- Sports apparel and footwear sales have jumped 42% in the seven years and the trend is continuing.
- The industry has a higher PE ratio than the market, but offers individual investing opportunities.
- There is no sportswear ETF so only individual investments are available for investors wanting to be part of the growth.
The sportswear industry has been one of the fastest growing industries in this decade, building on the developing trend of sporting, healthy living and fashionable clothes, or the so called ‘athleisure’ trend. The trend is expected to continue as it spreads globally and sportswear sales are expected to hit $300 billion in 2017.
The US is still the largest market but developing economies are the most active as alongside smartphones, sportswear gives a cheaper and faster way of feeling modern and cool. The growth opportunity comes, for example, from the fact that per capita spending on sportswear is 6 times higher in Japan than in China. The biggest global players on the sportswear field are Nike Inc. (NYSE: NKE) with almost $32 billion in sales, Adidas with almost $20 billion in sales and Under Armour (NYSE: UA) that is quickly catching up with growth rates of around 30% and sales of $4.2 billion. All of the above had spectacular growth in the last few years, with a yearly average of 25% for UA and around 10% for the bigger Nike and 7% for Adidas.
Figure 1: Adidas, Nike, Under Armour sales growth by year. Source: Company filings.

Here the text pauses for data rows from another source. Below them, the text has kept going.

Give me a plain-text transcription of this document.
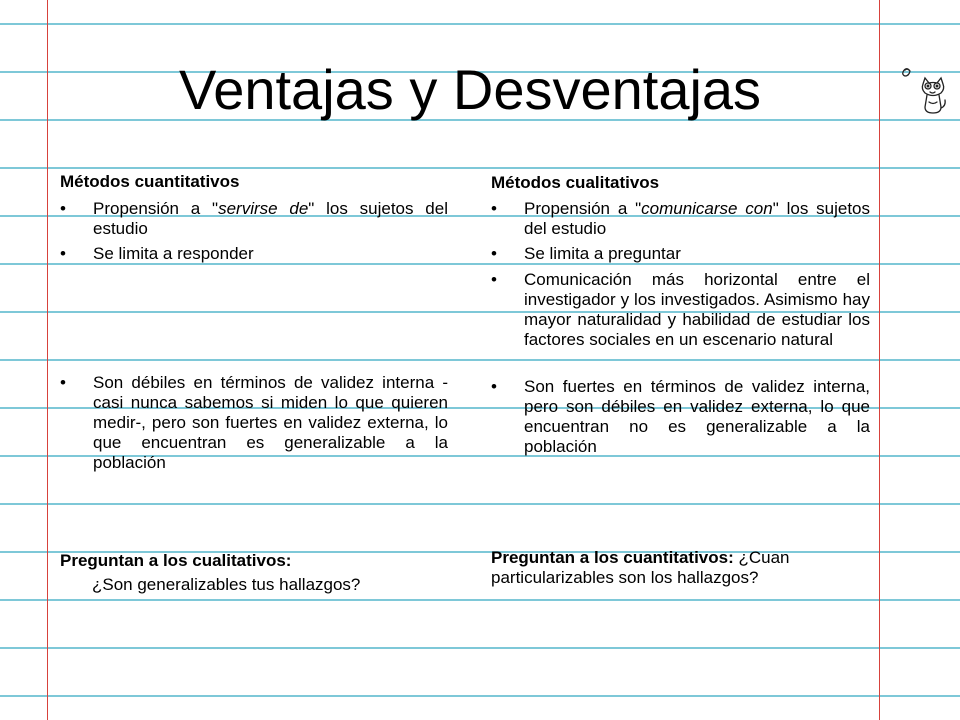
Ventajas y Desventajas
Métodos cuantitativos
• Propensión a "servirse de" los sujetos del estudio
• Se limita a responder
• Son débiles en términos de validez interna -casi nunca sabemos si miden lo que quieren medir-, pero son fuertes en validez externa, lo que encuentran es generalizable a la población
Preguntan a los cualitativos:
¿Son generalizables tus hallazgos?
Métodos cualitativos
• Propensión a "comunicarse con" los sujetos del estudio
• Se limita a preguntar
• Comunicación más horizontal entre el investigador y los investigados. Asimismo hay mayor naturalidad y habilidad de estudiar los factores sociales en un escenario natural
• Son fuertes en términos de validez interna, pero son débiles en validez externa, lo que encuentran no es generalizable a la población
Preguntan a los cuantitativos: ¿Cuan particularizables son los hallazgos?
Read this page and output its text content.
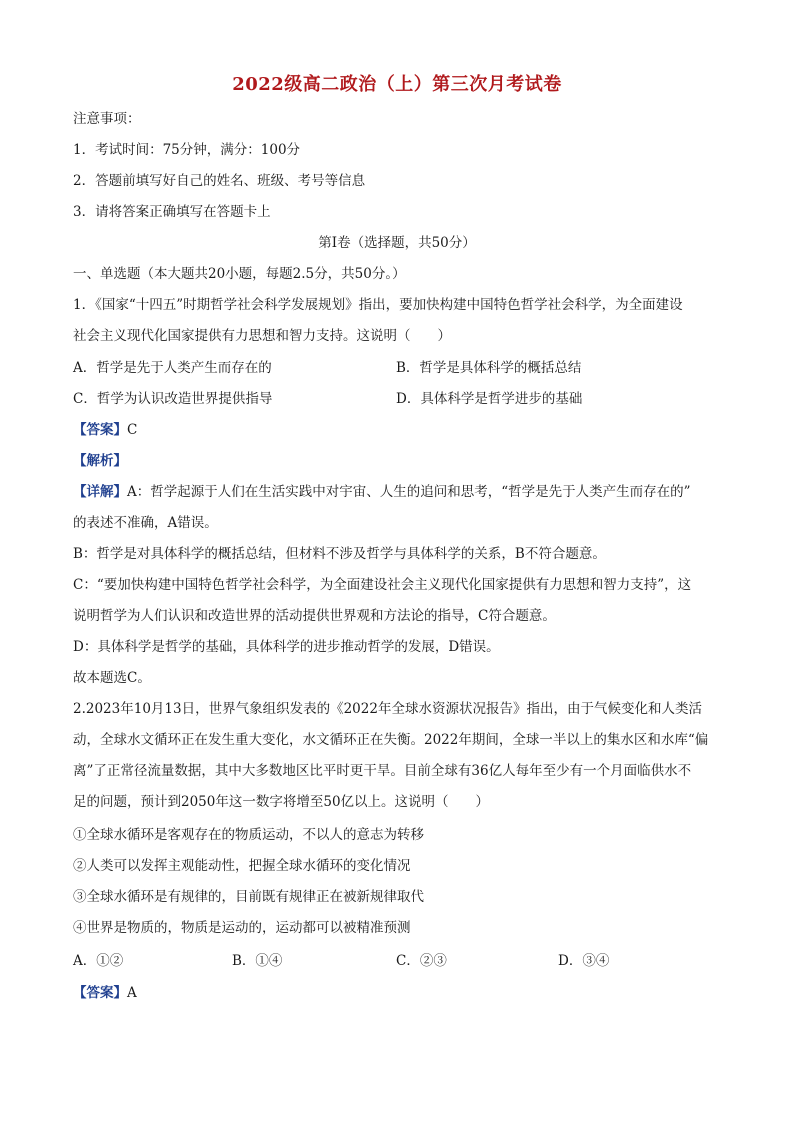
2022级高二政治（上）第三次月考试卷
注意事项：
1．考试时间：75分钟，满分：100分
2．答题前填写好自己的姓名、班级、考号等信息
3．请将答案正确填写在答题卡上
第Ⅰ卷（选择题，共50分）
一、单选题（本大题共20小题，每题2.5分，共50分。）
1．《国家“十四五”时期哲学社会科学发展规划》指出，要加快构建中国特色哲学社会科学，为全面建设
社会主义现代化国家提供有力思想和智力支持。这说明（　　）
A．哲学是先于人类产生而存在的	B．哲学是具体科学的概括总结
C．哲学为认识改造世界提供指导	D．具体科学是哲学进步的基础
【答案】C
【解析】
【详解】A：哲学起源于人们在生活实践中对宇宙、人生的追问和思考，“哲学是先于人类产生而存在的”
的表述不准确，A错误。
B：哲学是对具体科学的概括总结，但材料不涉及哲学与具体科学的关系，B不符合题意。
C：“要加快构建中国特色哲学社会科学，为全面建设社会主义现代化国家提供有力思想和智力支持”，这
说明哲学为人们认识和改造世界的活动提供世界观和方法论的指导，C符合题意。
D：具体科学是哲学的基础，具体科学的进步推动哲学的发展，D错误。
故本题选C。
2.2023年10月13日，世界气象组织发表的《2022年全球水资源状况报告》指出，由于气候变化和人类活
动，全球水文循环正在发生重大变化，水文循环正在失衡。2022年期间，全球一半以上的集水区和水库“偏
离”了正常径流量数据，其中大多数地区比平时更干旱。目前全球有36亿人每年至少有一个月面临供水不
足的问题，预计到2050年这一数字将增至50亿以上。这说明（　　）
①全球水循环是客观存在的物质运动，不以人的意志为转移
②人类可以发挥主观能动性，把握全球水循环的变化情况
③全球水循环是有规律的，目前既有规律正在被新规律取代
④世界是物质的，物质是运动的，运动都可以被精准预测
A．①②	B．①④	C．②③	D．③④
【答案】A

In total, sports apparel and footwear sales have jumped 42% in the last seven years to a total of $270 billion. The question most investors want to know is whether the growth will continue and what the price to pay is for such an investment.
In fashion there are many fads and a few trends. A fad is an intense, short-lived and widely shared enthusiasm for something, think of brands like Crocs (NASDAQ: CROX) or UGGs (NYSE: DECK), while a trend is a long lasting development or change in the way people behave.
Sporting has really developed into something that is changing the way we live. More and more teenagers are playing sports, and as they move into their prime apparel and footwear buying years they should further fuel consumption growth.
Figure 2: Percentage of high school boys and girls playing sports. Source: Morgan Stanley.
From a global perspective, seeing that Asia is expected to triple its middle-class population by 2020, opportunities are even bigger than in the US. Nike’s current market is about $3 billion, and the company expects it to become $4 billion by 2020 as the brand will be available in more countries and have a larger geographical reach with global ecommerce.
Ecommerce business is going to play a big role in sportswear development and will create high barriers to entry for smaller brands as global ecommerce sales require high visibility, brand recognition, and large investments in supply chains. Apart from ecommerce developments in new technologies like 3-D printing, new knitting machines and automation, are also going to aid bigger players as they have the technology and capital to develop those fields.
Figure 3: Nike’s partly 3-D printed shoe. Source: Nike.
All of the above developments alongside global economic growth should make sportswear sales grow by at least 5% a year in the next 5 years. Nike expects a faster growth rate of 10%, while Under Armour expects to grow even faster at 25% per year.
Figure 4: Expected sportswear growth by continent. Source: Morgan Stanley.
Growth in the US will still be strong but is expected to slow down, while Europe, Asia and Latin America are expected to be the drivers of global sales growth. This is logical as most of the global economic growth is expected to come from developing countries. As there is a high probability of the sportswear trend continuing with its growth path and really changing the way we live, a look at fundamentals will show if it could also be a good investment.
Sportswear brands are valued higher than the market, but also their 15.09% average yearly growth has been much higher than the market’s. Lululemon and Under Armour’s PE ratios are the highest which is also logical due to their stellar growth, while Puma is finding it difficult to grow but the market sees lots of potential and therefore the highest valuation.
Nike and Adidas are the rulers of the sportswear industry with stable high single digit yearly growth, and are not highly priced in relation to the S&P 500 average PE ratio of 24.28.
In case the sportswear trend continues, an investment in companies like Nike sounds pretty reasonable on these levels as EPS growth of 10% per year would bring Nike’s EPS to $3.47 in 5 years and a PE ratio of 15.
The most important thing when investing in anything related to fashion is to accurately separate fads from trends. The athleisure trend is a global reality with lots of room still to grow, but it’s also fairly priced with the relative high valuations. Perhaps the best way of investing is to wait for increased temporary pessimism that gives good buying opportunities.
Figure 6: Current example of pessimism – Bloomberg headline May 31 2016. Source: Bloomberg.
Nike and Under Armour are both closer to their 52-week lows than highs, while Adidas, Puma and Lululemon are close to their 52-week highs. This discrepancy shows how strange the fashion apparels world can be, but on the other hand the future trend is pretty clear. Unfortunately, there is no sportswear ETF so investments have to be assessed on an individual basis.
Sportswear brands provide good global diversification as their sales are well spread globally, except for Lululemon and Under Armour which are still mainly US oriented.